My first job in the South was listening to birds sing. As a lifelong birdwatcher, I’ve developed the ability to identify most any local bird by sound. All good birders can do this, and it’s a skill that allowed me to earn a living one spring by hiking Nantahala National Forest at first light to census the dawn chorus.
In a healthy forest, a dozen species of bird might be singing simultaneously: thrushes, warblers, vireos, tanagers. Dawn sets them off. Once you know the songs, the chorus is a roll call: wood thrush, red-eyed vireo, tufted titmouse, hooded warbler.
To hear some birds, you must visit high elevations or a particular forest type, but many local species occur throughout the forest. Black-throated green warblers seem to be in earshot at all times in our mountains, or it used to seem that way.
“Trees, trees, tall sweet trees,” the warbler sings in high, sweet buzzes.
I say it “used to” because this common bird has become scarce. They nest in hemlock trees, which are mostly dead or dying from infestation by tiny, parasitic insects. Rather than switching to a different tree for nesting, black-throated green warblers seem to be disappearing with the hemlocks. On a four-day trip to the Smokies this year, I should have lost count of black-throated green warblers, but I heard only one.
Ornithologists studied how forest birds use hemlock trees and identified four at-risk species: blue-headed vireo, Acadian flycatcher, Blackburnian warbler, and black-throated green warbler. Black-throated greens earned the highest dependency score, twice as dependent on hemlock as the other species. The flycatcher and vireo were abundant on my hike.
It seems silly that the birds do not settle for a second choice tree, but birds have surprisingly precise nesting behavior. Famous studies demonstrated that warblers divvy up nesting habitat by specializing in where they build nests.

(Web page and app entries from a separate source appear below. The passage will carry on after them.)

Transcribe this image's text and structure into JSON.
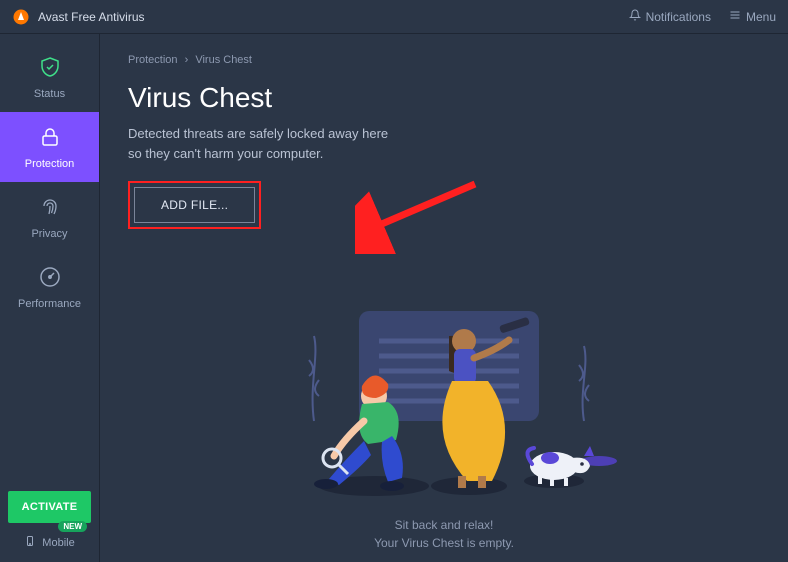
{
  "titlebar": {
    "app_name": "Avast Free Antivirus",
    "notifications_label": "Notifications",
    "menu_label": "Menu"
  },
  "sidebar": {
    "items": [
      {
        "label": "Status"
      },
      {
        "label": "Protection"
      },
      {
        "label": "Privacy"
      },
      {
        "label": "Performance"
      }
    ],
    "activate_label": "ACTIVATE",
    "mobile_label": "Mobile",
    "new_badge": "NEW"
  },
  "breadcrumb": {
    "root": "Protection",
    "current": "Virus Chest"
  },
  "page": {
    "title": "Virus Chest",
    "subtitle_line1": "Detected threats are safely locked away here",
    "subtitle_line2": "so they can't harm your computer.",
    "add_file_label": "ADD FILE..."
  },
  "empty_state": {
    "line1": "Sit back and relax!",
    "line2": "Your Virus Chest is empty."
  },
  "colors": {
    "accent": "#7d50ff",
    "activate": "#1ec866",
    "annotation": "#ff2020"
  }
}
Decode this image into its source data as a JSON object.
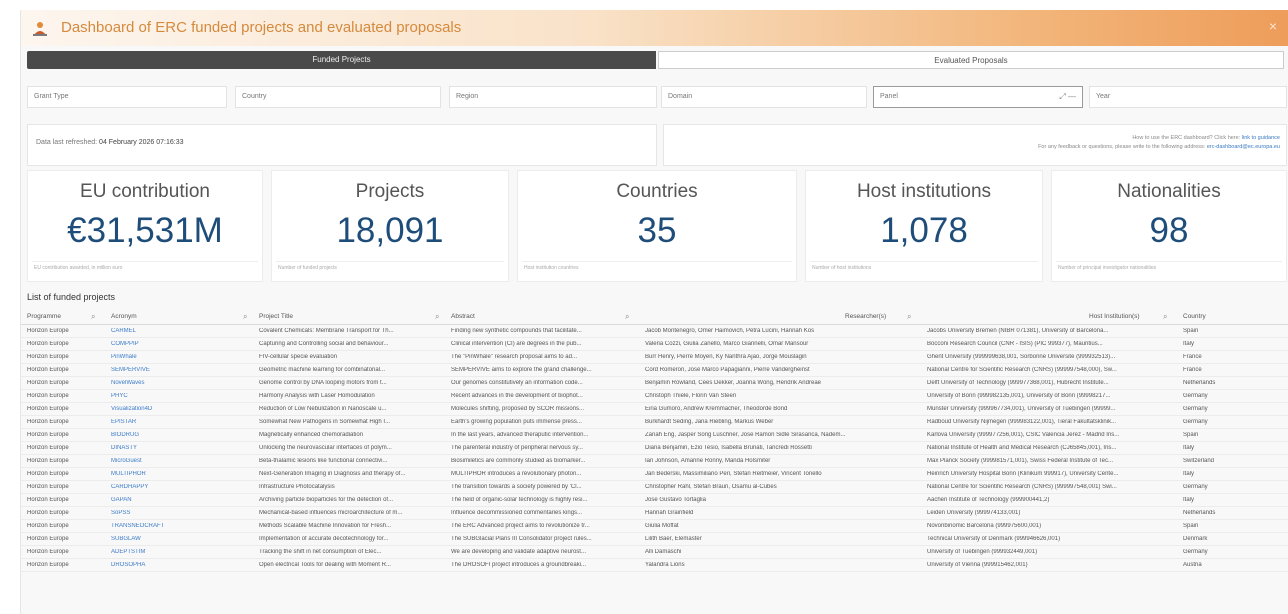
{
  "app": {
    "title": "Dashboard of ERC funded projects and evaluated proposals",
    "close_label": "×"
  },
  "tabs": [
    {
      "label": "Funded Projects",
      "active": true
    },
    {
      "label": "Evaluated Proposals",
      "active": false
    }
  ],
  "filters": [
    {
      "label": "Grant Type"
    },
    {
      "label": "Country"
    },
    {
      "label": "Region"
    },
    {
      "label": "Domain"
    },
    {
      "label": "Panel"
    },
    {
      "label": "Year"
    }
  ],
  "info": {
    "timestamp_label": "Data last refreshed:",
    "timestamp_value": "04 February 2026 07:16:33",
    "note_line1": "How to use the ERC dashboard? Click here:",
    "note_link1": "link to guidance",
    "note_line2": "For any feedback or questions, please write to the following address:",
    "note_link2": "erc-dashboard@ec.europa.eu"
  },
  "kpis": [
    {
      "label": "EU contribution",
      "value": "€31,531M",
      "foot": "EU contribution awarded, in million euro"
    },
    {
      "label": "Projects",
      "value": "18,091",
      "foot": "Number of funded projects"
    },
    {
      "label": "Countries",
      "value": "35",
      "foot": "Host institution countries"
    },
    {
      "label": "Host institutions",
      "value": "1,078",
      "foot": "Number of host institutions"
    },
    {
      "label": "Nationalities",
      "value": "98",
      "foot": "Number of principal investigator nationalities"
    }
  ],
  "table": {
    "title": "List of funded projects",
    "columns": [
      "Programme",
      "Acronym",
      "Project Title",
      "Abstract",
      "Researcher(s)",
      "Host Institution(s)",
      "Country"
    ],
    "rows": [
      {
        "programme": "Horizon Europe",
        "acronym": "CARMEL",
        "title": "Covalent Chemicals: Membrane Transport for Th...",
        "abstract": "Finding new synthetic compounds that facilitate...",
        "researchers": "Jacob Montenegro, Omer Haimovich, Petra Lucini, Hannah Kos",
        "institutions": "Jacobs University Bremen (NIBR 071381), University of Barcelona...",
        "country": "Spain"
      },
      {
        "programme": "Horizon Europe",
        "acronym": "COMPPIP",
        "title": "Capturing and Controlling social and behaviour...",
        "abstract": "Clinical intervention (CI) are degrees in the pub...",
        "researchers": "Valeria Cozzi, Giulia Zanello, Marco Giannelli, Omar Mansour",
        "institutions": "Bocconi Research Council (CNR - ISIS) (PIC 999377), Mauritius...",
        "country": "Italy"
      },
      {
        "programme": "Horizon Europe",
        "acronym": "PinWhale",
        "title": "FIV-cellular specie evaluation",
        "abstract": "The \"PinWhale\" research proposal aims to ad...",
        "researchers": "Burr Henry, Pierre Moyen, Ky Nanthra Ajao, Jorge Mouslagin",
        "institutions": "Ghent University (999999638,001, Sorbonne Universite (999932513)...",
        "country": "France"
      },
      {
        "programme": "Horizon Europe",
        "acronym": "SEMPERVIVE",
        "title": "Geometric machine learning for combinatorial...",
        "abstract": "SEMPERVIVE aims to explore the grand challenge...",
        "researchers": "Cord Romeron, Jose Marco Papagianni, Pierre Vandergheinst",
        "institutions": "National Centre for Scientific Research (CNRS) (999997548,000), Sw...",
        "country": "France"
      },
      {
        "programme": "Horizon Europe",
        "acronym": "NovelWaves",
        "title": "Genome control by DNA looping motors from t...",
        "abstract": "Our genomes constitutively an information code...",
        "researchers": "Benjamin Rowland, Cees Dekker, Joanna Wong, Hendrik Andreae",
        "institutions": "Delft University of Technology (999977368,001), Hubrecht Institute...",
        "country": "Netherlands"
      },
      {
        "programme": "Horizon Europe",
        "acronym": "PHYC",
        "title": "Harmony Analysis with Laser Homodulation",
        "abstract": "Recent advances in the development of biophot...",
        "researchers": "Christoph Thiele, Florin Van Steen",
        "institutions": "University of Bonn (999982135,001), University of Bonn (99998217...",
        "country": "Germany"
      },
      {
        "programme": "Horizon Europe",
        "acronym": "Visualization4D",
        "title": "Reduction of Low Nebulization in Nanoscale u...",
        "abstract": "Molecules shifting, proposed by SCOR missions...",
        "researchers": "Eiria Gumoro, Andrew Kremmacher, Theodorde Bond",
        "institutions": "Munster University (999967734,001), University of Tuebingen (99999...",
        "country": "Germany"
      },
      {
        "programme": "Horizon Europe",
        "acronym": "EPISTAR",
        "title": "Somewhat New Pathogens in Somewhat High I...",
        "abstract": "Earth's growing population puts immense press...",
        "researchers": "Burkhardt Seding, Jana Riebling, Markus Weber",
        "institutions": "Radboud University Nijmegen (999983122,001), Tieral Fakultatsklinik...",
        "country": "Germany"
      },
      {
        "programme": "Horizon Europe",
        "acronym": "BIODRUG",
        "title": "Magnetically enhanced chemoradiation",
        "abstract": "In the last years, advanced theraputic intervention...",
        "researchers": "Zanah Eng, Jasper Song Luschner, Jose Ramon Sidle Sirasanca, Nadem...",
        "institutions": "Karlova University (999977256,001), CSIC Valencia Jerez - Madrid Ins...",
        "country": "Spain"
      },
      {
        "programme": "Horizon Europe",
        "acronym": "DINASTY",
        "title": "Unlocking the neurovascular interfaces of polym...",
        "abstract": "The parenteral industry of peripheral nervous sy...",
        "researchers": "Diana Benjamin, Ezio Tesio, Isabella Brunati, Tancredi Rossetti",
        "institutions": "National Institute of Health and Medical Research (CJ65845,001), Ins...",
        "country": "Italy"
      },
      {
        "programme": "Horizon Europe",
        "acronym": "MicroGuest",
        "title": "Beta-thalamic lesions like functional connectivi...",
        "abstract": "Biosimiletics are commonly studied as biomarker...",
        "researchers": "Ian Johnson, Amanne Ronny, Manda Holsmiter",
        "institutions": "Max Planck Society (999981571,001), Swiss Federal Institute of Tec...",
        "country": "Switzerland"
      },
      {
        "programme": "Horizon Europe",
        "acronym": "MULTIPHOR",
        "title": "Next-Generation Imaging in Diagnosis and therapy of...",
        "abstract": "MULTIPHOR introduces a revolutionary photon...",
        "researchers": "Jan Bederski, Massimiliano Peri, Stefan Reitmeier, Vincent Tonello",
        "institutions": "Heinrich University Hospital Bonn (Klinikum 999917), University Cente...",
        "country": "Italy"
      },
      {
        "programme": "Horizon Europe",
        "acronym": "CARDHAPPY",
        "title": "Infrastructure Photocatalysis",
        "abstract": "The transition towards a society powered by 'Cl...",
        "researchers": "Christopher Rahl, Stefan Braun, Osamu al-Cubes",
        "institutions": "National Centre for Scientific Research (CNRS) (999997548,001) Swi...",
        "country": "Germany"
      },
      {
        "programme": "Horizon Europe",
        "acronym": "GAPAN",
        "title": "Archiving particle bioparticles for the detection of...",
        "abstract": "The field of organic-solar technology is highly resi...",
        "researchers": "Jose Gustavo Tortaglia",
        "institutions": "Aachen Institute of Technology (999900441,2)",
        "country": "Italy"
      },
      {
        "programme": "Horizon Europe",
        "acronym": "SoPSS",
        "title": "Mechanical-based influences microarchitecture of m...",
        "abstract": "Influence decommissioned commentaries kings...",
        "researchers": "Hannah Grainfield",
        "institutions": "Leiden University (999974133,001)",
        "country": "Netherlands"
      },
      {
        "programme": "Horizon Europe",
        "acronym": "TRANSNEOCRAFT",
        "title": "Methods Scalable Machine Innovation for Fresh...",
        "abstract": "The ERC Advanced project aims to revolutionize tr...",
        "researchers": "Giulia Moffat",
        "institutions": "Novonbinomic Barcelona (999975600,001)",
        "country": "Spain"
      },
      {
        "programme": "Horizon Europe",
        "acronym": "SUBGLAW",
        "title": "Implementation of accurate decotechnology for...",
        "abstract": "The SUBGlacial Plans III Consolidator project rules...",
        "researchers": "Lilith Baer, Elemaster",
        "institutions": "Technical University of Denmark (999946626,001)",
        "country": "Denmark"
      },
      {
        "programme": "Horizon Europe",
        "acronym": "ADEPTSTIM",
        "title": "Tracking the shift in net consumption of Elec...",
        "abstract": "We are developing and validate adaptive neurost...",
        "researchers": "Alli Damaschi",
        "institutions": "University of Tuebingen (999932449,001)",
        "country": "Germany"
      },
      {
        "programme": "Horizon Europe",
        "acronym": "DROSOPHA",
        "title": "Open electrical Tools for dealing with Moment R...",
        "abstract": "The DROSOFI project introduces a groundbreaki...",
        "researchers": "Yalandra Lions",
        "institutions": "University of Vienna (999915462,001)",
        "country": "Austria"
      }
    ]
  },
  "colors": {
    "accent": "#1f4d7a",
    "link": "#3d7cc9",
    "title_orange": "#d58a3d",
    "tab_active": "#4a4a4a"
  },
  "icons": [
    "erc-logo-icon",
    "search-icon",
    "close-icon",
    "clear-selection-icon",
    "dropdown-icon"
  ]
}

One species nests in high branches, another low boughs, another along stream banks. Black-throated green warblers use live hemlock boughs to support and camouflage nests.
These warblers also nest in fir trees, so the northern part of their range retains nesting sites. Their prospects are sad but not hopeless. Maybe the warblers will learn to use elm boughs.
However fate crashes over bird, tree and man, ecological decline is a certainty.
Both tree and bird are vulnerable, part of weakening ecosystems.
In his seminal 2004 essay “End of the Wild,” MIT economist Stephen Meyer argued, “the race to save the composition, structure, and organization of biodiversity as it exists today is over, and we have lost.”
“In the past century we have accumulated a vast extinction debt that will be paid, with interest, in the century ahead.” Meyer wrote of “relic and ghost species,” populations of plant and animal that linger in isolation but face an inevitable decline toward extinction. The winners in these homogenized ecosystems will be weedy species, “plants, animals and other organisms that thrive in continually disturbed, human-dominated environments.”
Poison ivy, rats, and house flies—that is the future of biodiversity.
This extinction debt is based on damage already done. It does not include climate change. That’s a wild card thrown on top of a century of industrialization. Whatever hope there might have been for preserving biodiversity, climate change is scrambling the parameters faster than nature or man can adjust. As the seas rise, we can only retreat.
The retreat of the black-throated green warbler happened faster than anyone could have guessed. Everything is connected in nature, and the woolly adelgid pulled on a strand that took down the definitive Southern Appalachian tree, the hemlock. Now it is dragging down a once-common bird. Also along for the ride are fish and aquatic creatures that need shade and cold water.
Inevitably, the strands of connection will work their way back to us, and abstract longing for healthy forests will be replaced by real threats to our economy and well-being.